Je pense que tu as très bien compris ce que je veux dire...

D'autre part, si tu caractérises la limite océanique/continental par la limite des pluies d'été prépondérantes, ça signifie que tu mets l'est de l'Angleterre dans le domaine continental et même l'est de la Nouvelle Zélande, en fait toutes les zones océaniques sous le vent d'un massif un peu important. Ces régions ont déjà un régime pluviométrique uniforme qui ressemble beaucoup à celui de Dijon.

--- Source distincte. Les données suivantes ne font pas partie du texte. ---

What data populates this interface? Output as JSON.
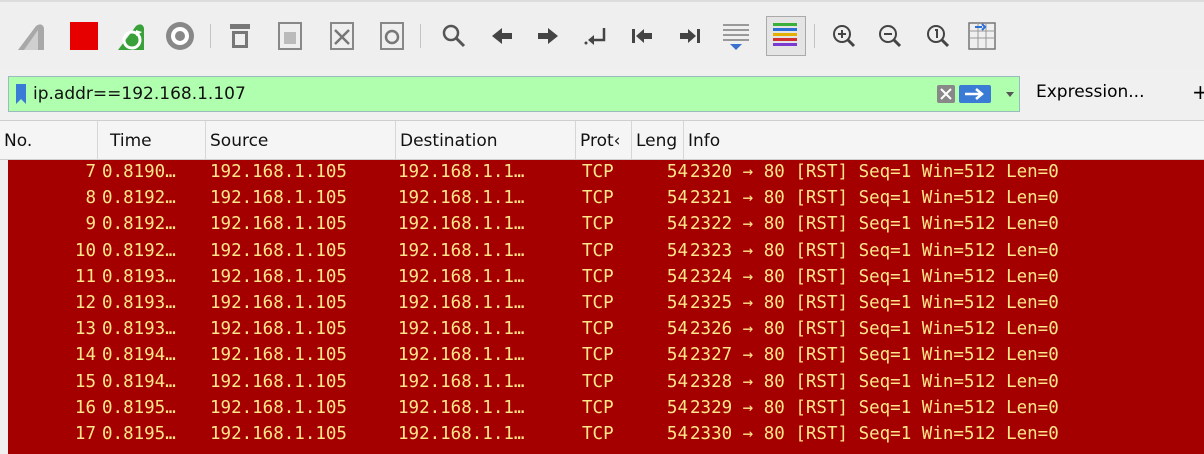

Ta remarque est très pertinente, mais je sais cela, j'en avais déjà parlé : ces régions subissent effectivement l'hiver une forte subsidence due aux reliefs, et à cause des vents d'ouest forts et plutôt constants.Cependant, j'apporterais une petite nuance : ces régions ne possèdent tout de même pas un régime pluvio continental, en ce sens qu'il n'y a pas de minimum pluvio en hiver. Au mieux, les précipitations sont plutôt uniformes. Voilà d'ailleurs la carte que j'avais élaborée il y a quelque temps...

europew.jpg

Quant à l'importance que tu suppose excessive du domaine océanique, même en retenant l'amplitude annuelle de 21°C comme le font les auteurs espagnols de l'université de Léon, le domaine continental couvre à peu près 90% de l'Eurasie soit l'écrasante majorité, je ne vois pas bien le problème.

Il faut comprendre que seule la bande comprise entre 35 et 60 degrés de latitude est concernée par les vents d'ouest, ce qui signifie que seule la zone tempérée est concernée par l'immersion des vents océaniques d'ouest à l'intérieur des continents. Toutes les autres régions (comme les régions arides ou tropicales, voire polaires) sont largement continentales au-dessus de la quasi totalité des continents. Il faut donc comprendre que cette avancée de l'océanicité à l'intérieur du continent eurasien est une sorte d'anomalie. Il est donc normal de considérer, à mon avis, que la continentalité puisse l'emporter assez rapidement, bien plus rapidement que tu ne le crois, à mesure qu'on s'enfonce dans ce continent.